Florida Paralegals ask to be Bar Licensed and Regulated
Gary Blankenship wrote in his article for The Florida Bar’s, The Florida Bar News, that as part of the required three-year review of the Bar’s voluntary Florida Registered Paralegal program, the Bar is looking into the request by some paralegals that they be licensed and regulated by the Bar or the Supreme Court.
It was announced that The Bar Board of Governors, at its July 23 meeting, approved a recommendation from the Program Evaluation Committee to set up a nine-member committee to examine regulating paralegals.
“That program [FRP] is up for review right now. But the registered paralegals have requested that we look into requiring that they be regulated in some form or fashion, and their request specifically is that they be regulated by The Florida Bar or the Florida Supreme Court,” said board member Greg Coleman, chair of the Program Evaluation Committee, which will review the registered paralegal program.
Coleman noted that several years ago, paralegals went to the Legislature to request mandatory regulation. That measure died when the Bar agreed to study the issue, which led to the registered paralegal program.
“This time they came to us first. We had quite a long discussion,” Coleman said. “We think it is worthwhile exploring and think it’s something that should be discussed and vetted.”
It was announced that the new committee will include three members from the PEC subcommittee, three paralegals, and three others chosen by Bar President Mayanne Downs.
“The [PEC] motion was to have this committee appointed to explore this issue of paralegal regulation and anything else the president wants to throw into the mix,” Coleman said. “There’s a real threshold question on whether the Supreme Court can regulate paralegals, and that will be looked at.”
Notably, the board approved the recommendation by a voice vote.
Mark Workman, president of the Florida Alliance of Paralegal Associations, said regulation would protect the public by helping to crack down on unsupervised paralegals who do unauthorized legal work and also help in “setting educational standards, ethical guidelines and to enhance the public’s perception of who we are and what we can and cannot do.”
Workman also said, “We want to have a valid say in our direction . . . in the direction the paralegal profession goes.”
Workman added that his organization performed a survey of paralegals and the preliminary results showed 95 percent felt the $150, which is paid annually to the Bar by those participating in the Florida Registered Paralegal program, should be spent exclusively on matters to help and advance paralegals.
Ninety percent said paralegal representatives on the Bar’s FRP Committee should be elected by paralegals rather than appointed by the Bar; 87 percent said paralegals should have a voice in their profession, he said. Another 79 percent favor mandatory regulation of paralegals, but only 50 percent thought the Bar’s existing FRP program should be mandatory.
“We do want more control over our profession,” Workman said. “We believe that it is through the Supreme Court that we should be regulated; it needs to stem from the Supreme Court and not directly from The Florida Bar.”
Johnna Phillips, a former president of the Paralegal Association of Florida and a member of the Bar committee that came up with the current FRP program, said mandatory regulation is a logical step and not necessarily a major change from the current program.
It could be as simple as requiring that anyone using or given the title paralegal meet the education and testing requirements of the FRP program.

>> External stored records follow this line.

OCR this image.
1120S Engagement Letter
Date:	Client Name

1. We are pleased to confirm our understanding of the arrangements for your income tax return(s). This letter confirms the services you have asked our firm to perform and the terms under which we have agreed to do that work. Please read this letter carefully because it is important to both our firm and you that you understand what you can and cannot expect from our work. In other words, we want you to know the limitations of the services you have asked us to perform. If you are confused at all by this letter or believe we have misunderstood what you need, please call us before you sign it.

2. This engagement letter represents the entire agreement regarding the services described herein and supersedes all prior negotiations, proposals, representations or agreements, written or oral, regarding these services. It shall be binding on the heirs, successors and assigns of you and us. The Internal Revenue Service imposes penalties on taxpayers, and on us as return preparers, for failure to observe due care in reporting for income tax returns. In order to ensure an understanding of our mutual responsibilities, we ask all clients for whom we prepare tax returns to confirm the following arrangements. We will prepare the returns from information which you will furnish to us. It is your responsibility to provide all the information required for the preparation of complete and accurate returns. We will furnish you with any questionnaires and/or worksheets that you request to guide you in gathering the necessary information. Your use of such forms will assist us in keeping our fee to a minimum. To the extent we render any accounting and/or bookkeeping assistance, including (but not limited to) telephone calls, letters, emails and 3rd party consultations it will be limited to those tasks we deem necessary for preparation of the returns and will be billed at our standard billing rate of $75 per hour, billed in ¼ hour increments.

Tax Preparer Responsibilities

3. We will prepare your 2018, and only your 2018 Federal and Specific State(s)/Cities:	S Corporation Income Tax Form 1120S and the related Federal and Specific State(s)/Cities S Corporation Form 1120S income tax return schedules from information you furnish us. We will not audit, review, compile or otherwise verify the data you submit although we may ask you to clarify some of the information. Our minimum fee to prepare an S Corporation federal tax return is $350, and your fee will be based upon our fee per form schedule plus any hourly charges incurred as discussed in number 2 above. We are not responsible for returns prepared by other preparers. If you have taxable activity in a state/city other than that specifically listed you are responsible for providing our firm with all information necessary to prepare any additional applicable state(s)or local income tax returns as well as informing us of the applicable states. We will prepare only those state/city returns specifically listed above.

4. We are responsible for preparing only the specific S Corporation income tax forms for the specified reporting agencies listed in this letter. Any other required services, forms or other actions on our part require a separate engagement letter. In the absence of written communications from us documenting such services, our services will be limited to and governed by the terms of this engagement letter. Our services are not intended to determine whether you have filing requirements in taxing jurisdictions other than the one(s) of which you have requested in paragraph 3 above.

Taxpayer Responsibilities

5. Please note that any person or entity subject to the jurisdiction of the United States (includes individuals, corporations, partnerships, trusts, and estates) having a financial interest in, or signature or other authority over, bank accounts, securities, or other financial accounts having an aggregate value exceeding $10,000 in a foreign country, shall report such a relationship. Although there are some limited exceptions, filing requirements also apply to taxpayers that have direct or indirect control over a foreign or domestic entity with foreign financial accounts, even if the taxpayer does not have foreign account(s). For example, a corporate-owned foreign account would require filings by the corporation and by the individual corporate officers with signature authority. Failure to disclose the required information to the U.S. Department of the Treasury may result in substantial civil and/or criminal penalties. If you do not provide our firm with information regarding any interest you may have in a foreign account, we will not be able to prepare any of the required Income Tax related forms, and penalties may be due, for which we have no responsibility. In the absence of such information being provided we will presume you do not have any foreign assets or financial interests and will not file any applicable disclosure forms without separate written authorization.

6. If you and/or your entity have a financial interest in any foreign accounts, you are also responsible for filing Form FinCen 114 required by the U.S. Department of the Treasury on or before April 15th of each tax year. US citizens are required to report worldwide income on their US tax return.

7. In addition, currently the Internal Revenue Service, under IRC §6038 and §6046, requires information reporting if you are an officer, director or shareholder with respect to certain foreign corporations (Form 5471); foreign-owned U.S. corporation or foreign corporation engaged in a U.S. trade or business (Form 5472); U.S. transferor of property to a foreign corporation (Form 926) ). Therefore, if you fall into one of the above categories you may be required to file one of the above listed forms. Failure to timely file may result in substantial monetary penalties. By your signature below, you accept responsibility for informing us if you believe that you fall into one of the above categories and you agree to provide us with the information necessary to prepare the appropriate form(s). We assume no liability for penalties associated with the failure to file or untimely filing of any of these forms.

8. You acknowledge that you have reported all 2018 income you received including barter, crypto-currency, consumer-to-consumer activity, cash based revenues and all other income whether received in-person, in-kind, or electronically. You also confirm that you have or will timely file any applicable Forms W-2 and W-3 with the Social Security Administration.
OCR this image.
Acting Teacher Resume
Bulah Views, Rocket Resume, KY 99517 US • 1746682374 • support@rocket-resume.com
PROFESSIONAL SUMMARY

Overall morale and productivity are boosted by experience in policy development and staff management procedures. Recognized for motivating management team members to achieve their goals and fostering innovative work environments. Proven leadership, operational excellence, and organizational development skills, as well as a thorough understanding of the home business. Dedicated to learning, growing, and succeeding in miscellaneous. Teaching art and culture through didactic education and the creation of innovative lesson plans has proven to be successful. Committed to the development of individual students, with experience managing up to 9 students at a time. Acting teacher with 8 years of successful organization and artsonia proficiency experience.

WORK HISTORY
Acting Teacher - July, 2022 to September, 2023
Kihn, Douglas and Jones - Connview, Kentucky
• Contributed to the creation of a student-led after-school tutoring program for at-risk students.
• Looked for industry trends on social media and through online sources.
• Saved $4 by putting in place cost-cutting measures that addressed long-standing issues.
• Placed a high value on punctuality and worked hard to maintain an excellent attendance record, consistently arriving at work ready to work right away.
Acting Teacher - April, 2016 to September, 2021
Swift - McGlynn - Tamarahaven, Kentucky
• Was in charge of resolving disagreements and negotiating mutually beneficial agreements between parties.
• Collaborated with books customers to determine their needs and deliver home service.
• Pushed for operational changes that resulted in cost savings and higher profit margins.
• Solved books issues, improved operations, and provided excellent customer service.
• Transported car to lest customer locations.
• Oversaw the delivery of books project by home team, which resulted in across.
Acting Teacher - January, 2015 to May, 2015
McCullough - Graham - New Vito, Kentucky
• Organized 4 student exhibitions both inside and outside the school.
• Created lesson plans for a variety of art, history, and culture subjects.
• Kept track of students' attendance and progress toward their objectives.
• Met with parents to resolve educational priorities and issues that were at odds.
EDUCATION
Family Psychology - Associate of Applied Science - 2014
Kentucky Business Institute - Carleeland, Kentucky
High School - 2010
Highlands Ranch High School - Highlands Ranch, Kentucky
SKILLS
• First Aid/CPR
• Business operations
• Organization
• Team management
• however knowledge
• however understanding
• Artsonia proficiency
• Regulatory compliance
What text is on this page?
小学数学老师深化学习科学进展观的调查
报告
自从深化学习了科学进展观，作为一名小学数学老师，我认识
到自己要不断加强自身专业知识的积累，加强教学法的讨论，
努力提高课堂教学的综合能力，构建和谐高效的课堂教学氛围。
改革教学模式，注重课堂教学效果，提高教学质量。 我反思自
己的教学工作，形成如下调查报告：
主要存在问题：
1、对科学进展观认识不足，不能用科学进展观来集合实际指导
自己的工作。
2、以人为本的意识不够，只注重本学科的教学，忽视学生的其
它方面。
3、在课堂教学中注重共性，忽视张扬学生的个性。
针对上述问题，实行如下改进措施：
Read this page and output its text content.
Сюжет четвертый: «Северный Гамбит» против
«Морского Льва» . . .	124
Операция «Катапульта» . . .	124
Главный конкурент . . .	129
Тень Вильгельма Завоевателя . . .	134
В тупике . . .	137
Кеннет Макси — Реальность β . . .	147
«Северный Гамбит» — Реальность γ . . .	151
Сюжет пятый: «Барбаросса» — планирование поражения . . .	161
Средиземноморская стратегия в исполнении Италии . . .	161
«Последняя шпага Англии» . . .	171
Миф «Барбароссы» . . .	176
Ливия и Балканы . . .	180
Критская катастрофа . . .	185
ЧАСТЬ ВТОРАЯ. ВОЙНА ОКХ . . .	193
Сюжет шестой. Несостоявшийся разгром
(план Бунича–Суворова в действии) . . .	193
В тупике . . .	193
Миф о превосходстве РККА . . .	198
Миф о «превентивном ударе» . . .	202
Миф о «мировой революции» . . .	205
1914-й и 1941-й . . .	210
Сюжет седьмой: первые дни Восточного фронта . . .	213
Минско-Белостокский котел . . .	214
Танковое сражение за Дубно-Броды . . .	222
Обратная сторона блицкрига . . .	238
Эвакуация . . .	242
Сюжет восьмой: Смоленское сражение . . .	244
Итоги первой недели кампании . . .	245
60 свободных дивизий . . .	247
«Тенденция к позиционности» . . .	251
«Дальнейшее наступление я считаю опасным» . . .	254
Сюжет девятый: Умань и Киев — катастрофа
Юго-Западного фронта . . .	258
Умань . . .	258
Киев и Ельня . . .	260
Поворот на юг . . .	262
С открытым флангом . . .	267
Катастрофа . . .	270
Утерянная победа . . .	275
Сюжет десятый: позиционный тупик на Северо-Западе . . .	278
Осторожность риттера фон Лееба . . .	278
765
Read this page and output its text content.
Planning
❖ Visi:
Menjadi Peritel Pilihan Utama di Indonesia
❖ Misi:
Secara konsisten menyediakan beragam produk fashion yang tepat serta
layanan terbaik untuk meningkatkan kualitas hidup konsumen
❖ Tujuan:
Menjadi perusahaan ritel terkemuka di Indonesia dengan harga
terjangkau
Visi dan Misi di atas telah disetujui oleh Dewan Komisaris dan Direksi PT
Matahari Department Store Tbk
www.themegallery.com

That includes passing one of two nationally recognized paralegal certification exams.
It would also abolish the current grandfather clause, due to expire in another year, of the FRP program, she said.
“We would want something that is very similar to the provisions of the FRP program without the grandfathering,” Phillips said. “Candidates would have to meet the credentials of the FRP program at the time the sunset goes away. There would be a mandatory education requirement for those who call themselves paralegals.”
Paralegals wanted a mandatory scheme when the FRP program was set up, and accepted that as a first step, she said.
“I think mandatory would be the next reasonable step in the process,” Phillips said. “There are a whole host of other categories inside the legal team; legal secretaries and legal assistants are certainly part of the legal team. Our time is being billed out and clients should have some sense of assurance when they’re seeing time billed for a paralegal; it is truly someone who is a paralegal.”
This article appeared on The Florida Bar’s website.